Wondering which vintage is best? That’s not a worry with these picks.
Most consumers understand wine geography. A Bordeaux comes from … Bordeaux, in southwestern France. A Napa Valley Cabernet Sauvignon? Grown and made in Napa Valley, north of San Francisco.
And that “Cabernet Sauvignon” part also is easy enough. Even beginners get the idea of different grape varieties. “I don’t know much about wine,” they’ll say, “but I like Merlot and Malbec.” Or Chardonnay. Or whatever.
Then someone mentions a vintage, and eyes start to glaze. If I’m supposed to remember whether it’s 2009 or 2010 that was really good, and you hear them thinking, I might as well give up and have a beer.
In a flash, they’ve gone from “I got this” to “gee, wine is hard.”
What they need—what we all need, really—are go-to producers that transcend vintages. The ones below never make a bad wine. In poor years, with excessive rain or searing temperatures, they’ll make a severe selection, weeding out grapes that are unripe or spoiled. If that means making less wine in a given year, that’s fine. They’re in this for the long term.

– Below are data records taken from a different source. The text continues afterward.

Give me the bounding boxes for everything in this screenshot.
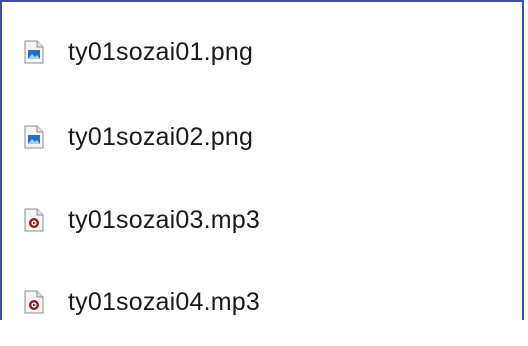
- file-item-ty01sozai02-png[interactable]: ty01sozai02.png: [24, 117, 253, 157]
- audio-file-icon: [24, 208, 44, 232]
- file-name: ty01sozai03.mp3: [68, 205, 261, 234]
- file-item-ty01sozai03-mp3[interactable]: ty01sozai03.mp3: [24, 200, 260, 240]
- file-explorer-pane: ty01sozai01.png ty01sozai02.png ty01soza…: [0, 0, 524, 320]
- file-item-ty01sozai01-png[interactable]: ty01sozai01.png: [24, 32, 253, 72]
- file-name: ty01sozai04.mp3: [68, 287, 261, 316]
- file-name: ty01sozai01.png: [68, 37, 254, 66]
- file-item-ty01sozai04-mp3[interactable]: ty01sozai04.mp3: [24, 282, 260, 322]
- image-file-icon: [24, 125, 44, 149]
- file-name: ty01sozai02.png: [68, 122, 254, 151]
- image-file-icon: [24, 40, 44, 64]
- audio-file-icon: [24, 290, 44, 314]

Vietti, Italy: The Langhe, where fickle Nebbiolo grapes are grown, is infamous for its wide quality swings. Yet I’ve never had a disappointing Vietti Barolo, even from terrible vintages such as 2003. In those years, they forego many of their single-vineyard wines and fold the best grapes into their regular Barolo. It shows.
Chateau St. Jean, Sonoma Valley: All the wines from here are nicely made (and the Pinot Blanc is a hidden gem.) But the top-of-the-line Cinq Cepages, a five-variety blend, gets wide distribution and never fails to be delicious. Vintage after vintage is worthy of cellaring.
Leoville Barton, Bordeaux: The concept of vintage variation was invented in Bordeaux, where a great year can double prices. This venerable producer, from the St. Julien appellation, is known for exemplary efforts even in the coldest, rainiest summers. They’re almost always terrific bargains.
Catena Zapata, Argentina: At its pyramid-shaped facility in Mendoza, the Catena family makes a wide range of different wines. The best are sublime (and expensive), but even the entry-level Malbecs are always enjoyable. Vintages don’t matter as much in Argentina as they do in Europe, and Catena is committed to quality. Buy with confidence.